Lower Burdekin Newspaper Company Pty Ltd and Burdekin Shire Council; Hansen, Covolo & Cross (Third Parties)
(2003 F0565, 24 February 2004)
Bowtell and Burdekin Shire Council; Lower Burdekin Newspaper Company Pty Ltd (Third Party)
(2003 F0601, 24 February 2004)
Williams and Burdekin Shire Council; Lower Burdekin Newspaper Company Pty Ltd (Third Party)
(2003 F0602, 24 February 2004)
The applicant for access sought information about the salary packages of five Council employees. Two of those employees pursued 'reverse FOI' applications, objecting to the Council's decision to disclose certain information relating to their salary packages.

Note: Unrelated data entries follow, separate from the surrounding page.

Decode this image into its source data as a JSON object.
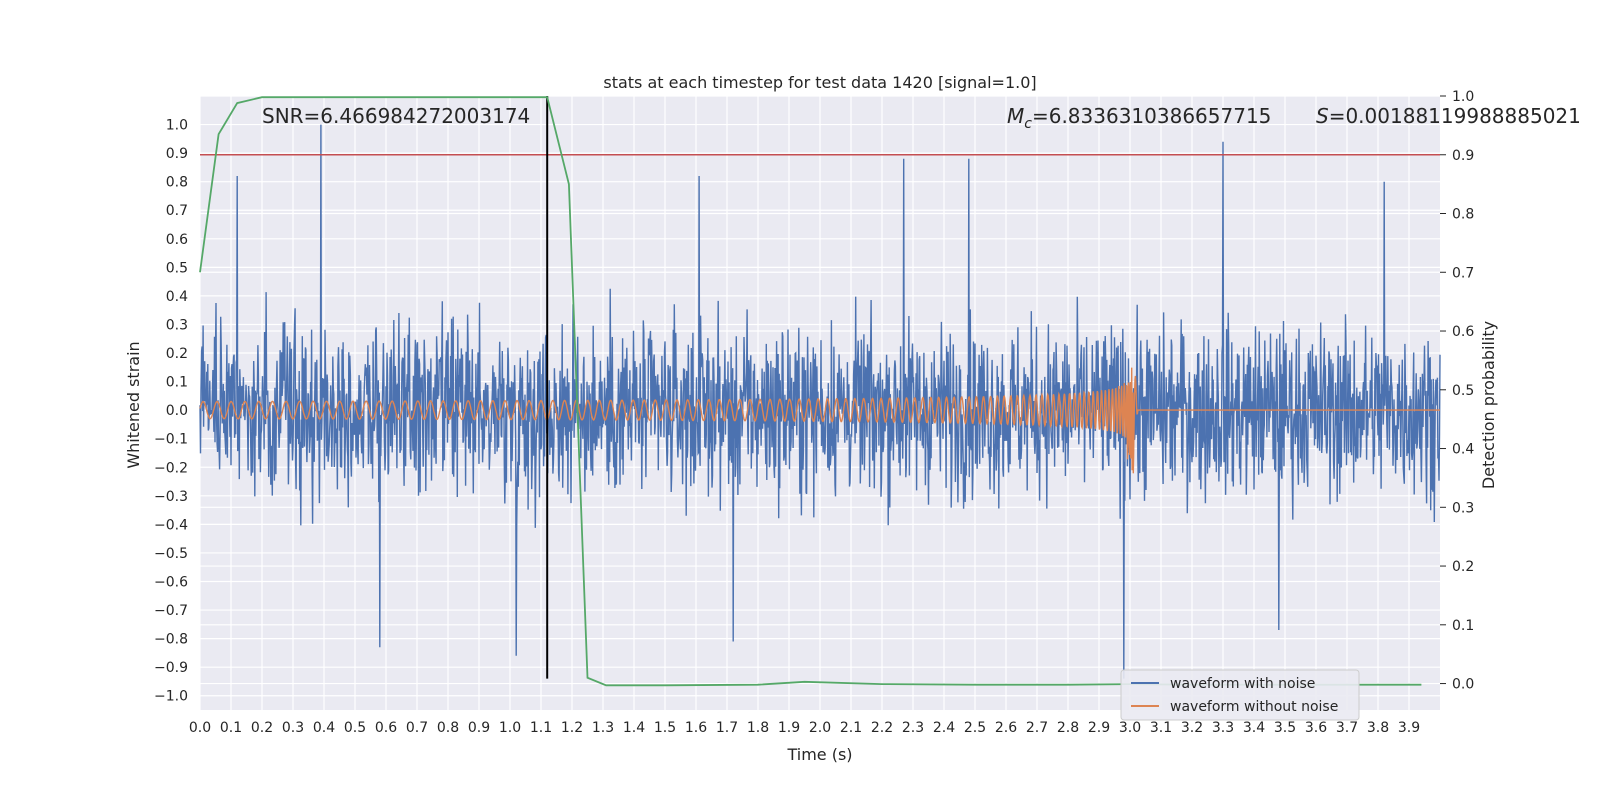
{
  "chart_data": {
    "type": "line",
    "title": "stats at each timestep for test data 1420 [signal=1.0]",
    "xlabel": "Time (s)",
    "ylabel": "Whitened strain",
    "y2label": "Detection probability",
    "xlim": [
      0.0,
      4.0
    ],
    "ylim": [
      -1.05,
      1.1
    ],
    "y2lim": [
      -0.045,
      1.0
    ],
    "x_ticks": [
      "0.0",
      "0.1",
      "0.2",
      "0.3",
      "0.4",
      "0.5",
      "0.6",
      "0.7",
      "0.8",
      "0.9",
      "1.0",
      "1.1",
      "1.2",
      "1.3",
      "1.4",
      "1.5",
      "1.6",
      "1.7",
      "1.8",
      "1.9",
      "2.0",
      "2.1",
      "2.2",
      "2.3",
      "2.4",
      "2.5",
      "2.6",
      "2.7",
      "2.8",
      "2.9",
      "3.0",
      "3.1",
      "3.2",
      "3.3",
      "3.4",
      "3.5",
      "3.6",
      "3.7",
      "3.8",
      "3.9"
    ],
    "y_ticks": [
      "−1.0",
      "−0.9",
      "−0.8",
      "−0.7",
      "−0.6",
      "−0.5",
      "−0.4",
      "−0.3",
      "−0.2",
      "−0.1",
      "0.0",
      "0.1",
      "0.2",
      "0.3",
      "0.4",
      "0.5",
      "0.6",
      "0.7",
      "0.8",
      "0.9",
      "1.0"
    ],
    "y2_ticks": [
      "0.0",
      "0.1",
      "0.2",
      "0.3",
      "0.4",
      "0.5",
      "0.6",
      "0.7",
      "0.8",
      "0.9",
      "1.0"
    ],
    "grid": true,
    "legend_position": "bottom-right",
    "annotations": {
      "snr": "SNR=6.466984272003174",
      "mc_symbol": "M",
      "mc_sub": "c",
      "mc_value": "=6.8336310386657715",
      "s_symbol": "S",
      "s_value": "=0.0018811998888502‍1"
    },
    "series": [
      {
        "name": "waveform with noise",
        "color": "#4c72b0",
        "note_values": "dense noise signal spanning roughly -0.9 to 1.0",
        "peaks": [
          [
            0.12,
            0.82
          ],
          [
            0.39,
            1.0
          ],
          [
            1.61,
            0.82
          ],
          [
            2.27,
            0.88
          ],
          [
            2.48,
            0.88
          ],
          [
            3.3,
            0.94
          ],
          [
            3.82,
            0.8
          ]
        ],
        "troughs": [
          [
            0.58,
            -0.83
          ],
          [
            1.02,
            -0.86
          ],
          [
            1.72,
            -0.81
          ],
          [
            2.98,
            -0.94
          ],
          [
            3.48,
            -0.77
          ]
        ]
      },
      {
        "name": "waveform without noise",
        "color": "#dd8452",
        "chirp_start": 0.0,
        "merger_time": 3.01,
        "amplitude_start": 0.03,
        "amplitude_peak": 0.16,
        "amplitude_trough": -0.24
      }
    ],
    "detection_probability": {
      "color": "#55a868",
      "x": [
        0.0,
        0.06,
        0.12,
        0.2,
        0.5,
        1.12,
        1.19,
        1.25,
        1.31,
        1.5,
        1.8,
        1.95,
        2.2,
        2.5,
        2.8,
        3.0,
        3.2,
        3.5,
        3.94
      ],
      "y": [
        0.7,
        0.935,
        0.988,
        0.998,
        0.998,
        0.998,
        0.85,
        0.01,
        -0.003,
        -0.003,
        -0.002,
        0.003,
        -0.001,
        -0.002,
        -0.002,
        -0.001,
        -0.002,
        -0.002,
        -0.002
      ]
    },
    "threshold": {
      "value": 0.9,
      "axis": "right",
      "color": "#c44e52"
    },
    "marker_line": {
      "x": 1.12,
      "color": "#000000"
    }
  }
}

The documents in issue recorded:
(a) the position title of each officer;
(b) the total cost of each officer's 'All Inclusive Salary Package' for the 2001/2002 financial year (plus a footnote clarifying the components of the salary package);
(c) the total operating costs of the organisational unit relevant to each officer; and
(d) the cost of each officer's package as a percentage of the total operating cost of the relevant organisational unit.
The Deputy Information Commissioner found that information which would disclose the income of the Council officers was properly to be characterised as information concerning the personal affairs of each officer under s.44(1) of the FOI Act; however, the information about the total operating costs of organisational units of the Council did not concern the personal affairs of any individual and was not exempt under s.44(1).
Applying the public interest balancing test incorporated within s.44(1), the Deputy Information Commissioner decided that, while there was a public interest in protecting the privacy of each of the Council officers in respect of their salary package information, on balance, the public interest favoured disclosure of the gross cost of salary and benefits paid to the Council officers. Decisions of tribunals applying the FOI legislation of other states supported this approach. The Deputy Information Commissioner observed that the public had a strong, legitimate and abiding interest in having access to sufficient information to enable scrutiny of whether funds raised by government, through imposts on the public, are expended efficiently and effectively in furtherance of the wider public interest. That extended to scrutiny of whether the public is obtaining value for money from performance of the duties of the relevant positions for which the government had decided to allocate funding. This public interest is even stronger in the case of senior officers with responsibility for devising and/or implementing strategic and operational plans, and delivering key performance outcomes.
The Deputy Information Commissioner held that the total value of each officer's salary and benefits did not qualify for exemption from disclosure under the FOI Act, although the Council officers could, if they wished, withhold information revealing whether they elected to take particular non-cash benefits available under the Council's salary packaging arrangements.